Tom Doyle is one of the few writers whose work I first encountered not in published form, but through the slushpile. We bought a few of his stories for Futurismic back in the day, so it was fun to pick up his recent collection, The Wizard of Macatawa and Other Stories (2012), and revisit those stories — as well as several other memorable tales from an imaginative new writer with a strong voice.
It’s a colorful collection, running the gamut from fantasy to slipstream to science fiction. It’s bookended by its strongest pieces, I think. The opener, “The Wizard of Macatawa,” is a wild and gonzo mix of childhood nostalgia, pop culture, time travel, and alternate history about a foul-mouthed young girl who stumbles across a magical device in a Michigan beach town. The closer, “While Ireland Holds These Graves,” is inventive futuristic SF about a man searching for his ex in a world transformed by the rise of nanotechnology and reconstructed AI personalities. These highly satisfying stories show Doyle at his most imaginative and energetic.
Bias noted, of course, my personal favorites are still his Futurismic tales: the wild, angry, vivid, and funny near-future visions of marketing, social media, and brain implants run amok found in “Art’s Appreciation,” “Consensus Building,” and “Hooking Up.” Not everyone got what we were going for at Futurismic, but Doyle sure did, and I still find these stories totally exciting, and wicked fun.

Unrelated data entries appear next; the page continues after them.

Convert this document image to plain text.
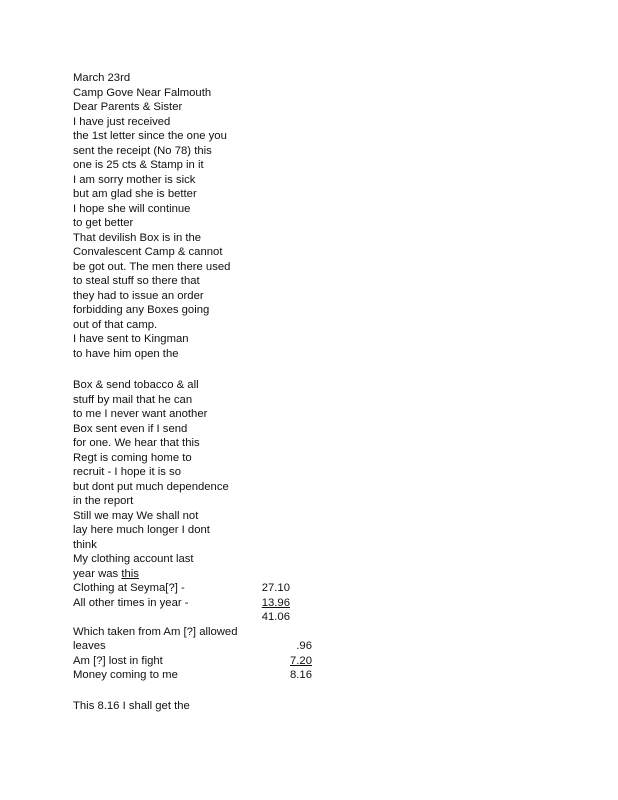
March 23rd
Camp Gove Near Falmouth
Dear Parents & Sister
I have just received
the 1st letter since the one you
sent the receipt (No 78) this
one is 25 cts & Stamp in it
I am sorry mother is sick
but am glad she is better
I hope she will continue
to get better
That devilish Box is in the
Convalescent Camp & cannot
be got out. The men there used
to steal stuff so there that
they had to issue an order
forbidding any Boxes going
out of that camp.
I have sent to Kingman
to have him open the
Box & send tobacco & all
stuff by mail that he can
to me I never want another
Box sent even if I send
for one. We hear that this
Regt is coming home to
recruit - I hope it is so
but dont put much dependence
in the report
Still we may We shall not
lay here much longer I dont
think
My clothing account last
year was this
Clothing at Seyma[?] -	27.10
All other times in year -	13.96
41.06
Which taken from Am [?] allowed
leaves	.96
Am [?] lost in fight	7.20
Money coming to me	8.16
This 8.16 I shall get the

Other standouts for me were “Crossing Borders,” kinetic otherworldly SF about an intergalactic agent; “The Floating Otherworld,” a strange and refreshing contemporary fantasy depicting a man’s journey through the night-time streets of Tokyo; and “Sea and Stars,” an effectively atmospheric tale of US tourists who witness a magical ceremony in Brazil. A couple of the remaining stories didn’t quite connect with me, but overall I think it’s a great collection: bracing, imaginative fiction with compelling prose and a distinctive voice. Looking forward to tracking his career.